This is part two of a three-part series on University of Idaho recruitment.
Though the University of Idaho has multiple recruiters who work within the Department of Admissions, it takes people throughout UI to be successful in bringing in new students, said Steve Neiheisel, the associate vice president of enrollment management.
The International Programs Office, Athletics and the College Assistance Migrant Program all have their own form of the recruitment process, he said, as well as each individual college at UI.
“Every college has a designated staff person who does enrollment related things,” Neiheisel said.
However, he said, each staff person varies a little from college to college, depending on what they are in charge of. Some focus mainly on recruitment and advising, others retention and scholarships, though all help to add to the student body at UI.
To make sure all of these departments work together in the most efficient way, the Department of Admissions has a person in charge of coordinating with all the colleges and keeping track of each of their schedules.
“We try to coordinate the colleges’ activities,” Neiheisel said.
This is especially necessary as the different colleges often travel and have activities for recruiting people, Neiheisel said.
For the College of Business and Economics, traveling to community colleges to recruit transfer students is a main part of their recruitment calendar, said Dana Stover, assistant dean of recruitment and retention for the College of Business and Economics.
She said these visits include giving presentations in classes and trying to set up one-on-ones with faculty and students — that way they can create a real sense of what UI is.
They also have print campaigns, which is mainly focused on high school students, as they rarely visit high schools.
Though the basic recruitment across the colleges of UI has been relatively the same — college fairs, print campaigns — there have been some changes in recent years, including more colleges having ambassadors, Stover said.
She said the ambassador program, which trains students from the college to become active recruiters, is something the College of Agriculture and Life Sciences has been doing for years, and which the College of Business and Finance modeled their program after.
“This is a good example of how we work together,” Stover said when speaking of creating the ambassador program. “We modeled ours after theirs (CALS) and other colleges are modeling their program after both ours and CALS.”
Stover said she loves the ambassador program, and the student ambassadors are able to connect with potential students better than traditional recruiters.
Ambassadors help the colleges recruit more at the high school level, as they can go back to their old high schools and utilize those established connections, Stover said.
Stover said it is much harder for someone in her position as an administrator to give presentations to high schools, which is why the college is mainly focused on community college recruitment.

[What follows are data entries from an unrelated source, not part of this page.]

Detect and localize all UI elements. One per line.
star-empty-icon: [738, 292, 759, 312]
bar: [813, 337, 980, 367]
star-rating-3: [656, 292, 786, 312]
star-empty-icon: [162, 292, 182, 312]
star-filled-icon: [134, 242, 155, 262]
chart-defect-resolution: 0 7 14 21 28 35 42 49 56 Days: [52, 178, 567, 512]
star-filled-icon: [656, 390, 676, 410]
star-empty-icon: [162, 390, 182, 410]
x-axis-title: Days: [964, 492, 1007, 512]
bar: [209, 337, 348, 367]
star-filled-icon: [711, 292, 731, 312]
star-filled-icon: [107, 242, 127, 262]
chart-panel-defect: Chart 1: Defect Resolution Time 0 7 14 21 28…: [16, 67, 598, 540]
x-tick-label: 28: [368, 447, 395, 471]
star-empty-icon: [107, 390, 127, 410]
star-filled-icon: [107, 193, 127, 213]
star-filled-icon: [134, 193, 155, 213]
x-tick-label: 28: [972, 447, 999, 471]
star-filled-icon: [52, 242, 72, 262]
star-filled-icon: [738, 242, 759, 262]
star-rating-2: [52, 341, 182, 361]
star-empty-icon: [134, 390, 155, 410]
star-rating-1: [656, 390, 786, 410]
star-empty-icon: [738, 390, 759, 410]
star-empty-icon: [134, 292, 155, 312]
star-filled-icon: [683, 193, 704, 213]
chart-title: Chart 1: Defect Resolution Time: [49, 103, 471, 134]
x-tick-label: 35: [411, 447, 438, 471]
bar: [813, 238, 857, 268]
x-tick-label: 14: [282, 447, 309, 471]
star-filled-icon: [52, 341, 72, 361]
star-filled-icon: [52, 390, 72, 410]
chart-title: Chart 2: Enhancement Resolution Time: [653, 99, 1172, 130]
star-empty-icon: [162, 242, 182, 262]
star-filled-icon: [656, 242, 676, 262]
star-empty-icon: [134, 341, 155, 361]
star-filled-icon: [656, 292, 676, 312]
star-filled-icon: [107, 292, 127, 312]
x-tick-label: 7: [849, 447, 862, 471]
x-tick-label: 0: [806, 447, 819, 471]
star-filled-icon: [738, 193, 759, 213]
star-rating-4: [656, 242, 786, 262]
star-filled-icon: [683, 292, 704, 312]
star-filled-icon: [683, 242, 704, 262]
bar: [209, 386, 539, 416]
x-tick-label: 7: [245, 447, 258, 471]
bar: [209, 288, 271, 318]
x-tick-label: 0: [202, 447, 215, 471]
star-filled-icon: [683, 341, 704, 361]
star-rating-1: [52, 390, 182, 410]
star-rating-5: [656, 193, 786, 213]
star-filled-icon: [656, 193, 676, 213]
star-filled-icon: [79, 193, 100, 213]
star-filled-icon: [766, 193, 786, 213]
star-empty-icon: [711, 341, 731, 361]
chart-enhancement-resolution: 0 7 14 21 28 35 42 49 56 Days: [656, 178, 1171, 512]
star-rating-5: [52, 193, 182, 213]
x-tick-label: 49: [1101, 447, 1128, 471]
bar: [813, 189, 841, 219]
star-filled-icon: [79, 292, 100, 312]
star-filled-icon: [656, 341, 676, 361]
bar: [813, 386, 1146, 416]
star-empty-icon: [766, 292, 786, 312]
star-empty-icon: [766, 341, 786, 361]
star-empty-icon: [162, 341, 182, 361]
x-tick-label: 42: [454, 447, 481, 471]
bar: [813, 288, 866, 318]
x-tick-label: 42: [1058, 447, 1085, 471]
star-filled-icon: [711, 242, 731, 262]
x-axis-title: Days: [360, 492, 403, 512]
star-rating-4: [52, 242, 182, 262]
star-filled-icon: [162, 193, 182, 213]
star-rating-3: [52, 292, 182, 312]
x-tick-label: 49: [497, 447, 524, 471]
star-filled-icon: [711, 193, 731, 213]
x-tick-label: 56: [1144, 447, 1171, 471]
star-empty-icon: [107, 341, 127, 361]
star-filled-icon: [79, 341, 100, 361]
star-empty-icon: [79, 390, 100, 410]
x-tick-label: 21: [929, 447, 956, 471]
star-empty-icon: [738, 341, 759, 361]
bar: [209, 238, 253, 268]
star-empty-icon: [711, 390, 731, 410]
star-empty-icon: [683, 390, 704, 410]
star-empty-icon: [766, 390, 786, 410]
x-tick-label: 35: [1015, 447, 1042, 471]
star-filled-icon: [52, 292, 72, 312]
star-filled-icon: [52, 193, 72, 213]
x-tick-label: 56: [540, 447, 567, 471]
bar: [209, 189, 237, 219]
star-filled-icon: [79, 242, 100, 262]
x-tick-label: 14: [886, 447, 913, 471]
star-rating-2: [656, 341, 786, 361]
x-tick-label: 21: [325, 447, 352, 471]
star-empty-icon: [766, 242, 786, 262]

Though having the ambassadors has helped with recruitment, and the college has won many national awards, Stover said there are still challenges to getting people to come to the College of Business and Economics.
She said because UI is so far away from many other places, it is hard to get students from southern Idaho to want to visit UI.
To get over that barrier, Stover said they try to show the personal side of UI, much like Neiheisel does in the enrollment management offices.
“We really care about what happens to them (the students),” Stover said.
It also helps that their graduates are getting jobs, and that they have a unique program filled with hands-on learning, she said.
The isolation of UI is also a problem for the International Programs Office, said Mary Ellen Brewick, manager of international marketing and recruitment.
“For UI, a small community in a state that doesn’t have name recognition, it’s a little bit of a harder sale,” she said.
She said when IPO goes to recruitment fairs and gives presentations, they have a map showing where Idaho is, and how close it is to Seattle and California.
They also have to deal with the fact that UI does not have that big of a reputation overseas, Brewick said.
She said word of mouth has been the main way people hear about UI, and how students had been recruited in the past, but two years ago they started to recruit differently.
For the past 20 years, IPO has had steady numbers of international students coming to UI, which is great since it was mainly from word of mouth, Brewick said, but they are looking for the numbers to start growing.
She said they now have agents in different countries that work on recruiting students, and they are creating partnerships with schools of other countries.
Just as the different colleges in UI have to make a choice on whether to focus their recruitment strategies on freshmen or transfer students, out of state or in state, the IPO has to make the same choices. Though, Brewick said instead of out of state or in-state, they have to decide which countries would be the best to focus their recruitment efforts on.
“Right now China and Saudi Arabia are the two countries we get the most students from,” she said.
She said in order to study in America, international students have to prove that they can afford to live in America, so they take that into consideration when choosing which country to focus recruitment efforts on.
Though China and Saudi Arabia have the most students coming to UI, there are currently 667 international degree seeking students from 68 countries enrolled in UI, Brewick said.
They want that number to be 1,600, or 10 percent of UI’s population, by 2020, she said.
She said that they also work with the Athletic Department and other colleges to make sure that any students they recruit can come to UI and be successful.
“If feels like a team effort,” Brewick said about recruiting students, and she feels all of the admissions departments are in sync with one another.